Dia mencontohkan Muhammadiyah menggencarkan konten dakwah televisi daring, digitalisasi buku, situs di media sosial serta dakwah lewat laman berbagi video Youtube.

Ketua PP Muhammadiyah yang membawahi bidang pustaka dan informasi tersebut mengatakan beberapa saluran media sosial seperti Facebook, Twitter, Instagram, dan Youtube sudah berjalan dengan konten dakwah.

 

Selain itu, kata dia, beberapa aplikasi berkonten dakwah juga bisa diakses seperti TVMu, Tarjih, Pustakamu, Muvon, Edumu dan Jarimu.

Setelah Sidang Tanwir Muhammadiyah di Bengkulu, tepatnya pada pertengahan Februari 2019, Dadang mengatakan pihaknya akan segera meluncurkan media center terpadu yang juga bisa dioptimalkan untuk dakwah.

"Insya Allah setelah tanwir ini, kami akan meluncurkan media center terpadu, baik di Jakarta maupun Yogyakarta," katanya.

Dadang memandang dakwah dunia digital perlu digarap seiring kalangan milenial yang saat ini belajar tidak langsung dari ustaz tapi dari media sosial. Produksi dakwah digital merupakan tantangan bagi Muhammadiyah.

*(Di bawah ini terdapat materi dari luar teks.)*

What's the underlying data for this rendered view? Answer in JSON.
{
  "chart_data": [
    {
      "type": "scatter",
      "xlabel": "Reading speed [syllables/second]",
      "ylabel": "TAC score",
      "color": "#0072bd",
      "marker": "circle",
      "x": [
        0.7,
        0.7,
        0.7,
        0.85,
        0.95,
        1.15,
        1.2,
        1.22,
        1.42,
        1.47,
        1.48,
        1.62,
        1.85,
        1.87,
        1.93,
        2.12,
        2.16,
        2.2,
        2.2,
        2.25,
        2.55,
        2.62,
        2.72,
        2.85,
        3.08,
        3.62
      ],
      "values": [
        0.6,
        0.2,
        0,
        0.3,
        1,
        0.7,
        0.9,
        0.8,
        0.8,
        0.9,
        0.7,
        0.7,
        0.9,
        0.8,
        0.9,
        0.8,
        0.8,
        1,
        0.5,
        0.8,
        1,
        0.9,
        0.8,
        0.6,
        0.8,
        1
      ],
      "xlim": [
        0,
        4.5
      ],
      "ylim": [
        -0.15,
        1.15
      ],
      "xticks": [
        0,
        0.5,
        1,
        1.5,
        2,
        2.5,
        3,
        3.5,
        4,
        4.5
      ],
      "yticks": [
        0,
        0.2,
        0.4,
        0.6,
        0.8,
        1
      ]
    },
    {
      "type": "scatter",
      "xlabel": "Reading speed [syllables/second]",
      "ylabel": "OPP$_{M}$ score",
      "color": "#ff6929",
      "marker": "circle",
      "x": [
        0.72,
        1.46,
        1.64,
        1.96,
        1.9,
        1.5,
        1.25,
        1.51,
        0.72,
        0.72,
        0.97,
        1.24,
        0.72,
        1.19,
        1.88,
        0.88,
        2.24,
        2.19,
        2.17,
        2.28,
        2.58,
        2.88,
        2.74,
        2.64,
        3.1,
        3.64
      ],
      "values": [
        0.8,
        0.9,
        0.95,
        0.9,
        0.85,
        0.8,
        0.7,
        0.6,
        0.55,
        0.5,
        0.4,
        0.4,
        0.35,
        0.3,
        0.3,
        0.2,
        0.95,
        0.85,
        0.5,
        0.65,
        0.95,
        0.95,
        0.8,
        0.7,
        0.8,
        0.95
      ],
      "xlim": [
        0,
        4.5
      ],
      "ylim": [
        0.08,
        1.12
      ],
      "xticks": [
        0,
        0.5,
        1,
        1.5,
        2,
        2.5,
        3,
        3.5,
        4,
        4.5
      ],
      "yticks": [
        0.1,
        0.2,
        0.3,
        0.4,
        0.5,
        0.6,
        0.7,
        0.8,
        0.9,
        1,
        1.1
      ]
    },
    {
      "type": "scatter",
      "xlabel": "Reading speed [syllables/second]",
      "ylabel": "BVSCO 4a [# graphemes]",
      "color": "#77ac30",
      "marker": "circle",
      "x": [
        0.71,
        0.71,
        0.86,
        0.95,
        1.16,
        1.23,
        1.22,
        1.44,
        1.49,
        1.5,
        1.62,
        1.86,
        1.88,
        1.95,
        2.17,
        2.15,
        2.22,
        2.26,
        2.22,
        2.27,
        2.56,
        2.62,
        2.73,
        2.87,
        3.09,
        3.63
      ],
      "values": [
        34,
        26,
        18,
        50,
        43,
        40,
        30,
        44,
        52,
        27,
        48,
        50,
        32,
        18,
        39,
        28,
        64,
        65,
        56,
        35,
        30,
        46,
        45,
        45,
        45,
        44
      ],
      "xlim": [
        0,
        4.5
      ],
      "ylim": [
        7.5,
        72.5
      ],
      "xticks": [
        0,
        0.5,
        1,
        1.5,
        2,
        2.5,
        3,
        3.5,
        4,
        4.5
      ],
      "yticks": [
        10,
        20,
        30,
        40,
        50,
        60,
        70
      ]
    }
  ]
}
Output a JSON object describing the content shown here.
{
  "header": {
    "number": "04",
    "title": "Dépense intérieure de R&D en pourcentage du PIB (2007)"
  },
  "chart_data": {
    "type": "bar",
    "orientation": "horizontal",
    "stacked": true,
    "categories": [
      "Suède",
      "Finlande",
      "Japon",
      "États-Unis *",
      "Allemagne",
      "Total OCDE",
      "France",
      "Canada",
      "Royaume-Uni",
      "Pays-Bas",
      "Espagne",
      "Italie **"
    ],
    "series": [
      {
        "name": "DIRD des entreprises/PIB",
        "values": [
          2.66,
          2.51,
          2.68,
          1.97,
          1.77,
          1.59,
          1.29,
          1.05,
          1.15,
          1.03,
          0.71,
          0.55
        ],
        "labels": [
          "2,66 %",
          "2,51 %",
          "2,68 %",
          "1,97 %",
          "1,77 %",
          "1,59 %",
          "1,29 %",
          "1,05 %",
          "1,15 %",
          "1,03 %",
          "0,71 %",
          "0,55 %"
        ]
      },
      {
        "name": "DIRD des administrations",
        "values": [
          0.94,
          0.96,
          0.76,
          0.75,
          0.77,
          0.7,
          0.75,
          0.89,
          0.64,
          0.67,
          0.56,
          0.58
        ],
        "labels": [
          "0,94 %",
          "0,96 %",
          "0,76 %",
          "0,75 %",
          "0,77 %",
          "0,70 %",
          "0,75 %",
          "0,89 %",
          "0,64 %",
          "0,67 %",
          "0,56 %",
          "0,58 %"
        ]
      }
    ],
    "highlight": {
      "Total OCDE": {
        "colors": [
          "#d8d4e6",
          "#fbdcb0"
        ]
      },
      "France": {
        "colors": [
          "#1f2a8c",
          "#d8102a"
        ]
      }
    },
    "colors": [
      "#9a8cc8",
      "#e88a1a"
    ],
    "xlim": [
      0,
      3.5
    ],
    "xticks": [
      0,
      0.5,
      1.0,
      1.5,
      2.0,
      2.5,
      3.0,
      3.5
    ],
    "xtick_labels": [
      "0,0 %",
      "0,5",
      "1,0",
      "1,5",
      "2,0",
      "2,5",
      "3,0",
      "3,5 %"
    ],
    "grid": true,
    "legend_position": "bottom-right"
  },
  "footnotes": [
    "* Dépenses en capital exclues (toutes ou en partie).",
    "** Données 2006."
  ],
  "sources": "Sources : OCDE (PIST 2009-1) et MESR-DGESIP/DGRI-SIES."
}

Para pendakwah Majelis Talbigh di masa kini, kata dia, tidak selalu harus datang ke daerah-daerah tetapi bisa menggunakan saluran media sosial guna menjangkau kalangan milenial yang bisa diikuti jutaan pemirsa.

Menurut dia, dakwah digital Muhammadiyah harus hadir di tengah masyarakat seiring tumbuhnya sejumlah pendakwah instan dan populer yang rujukan keagamaannya belum dapat dipertanggungjawabkan.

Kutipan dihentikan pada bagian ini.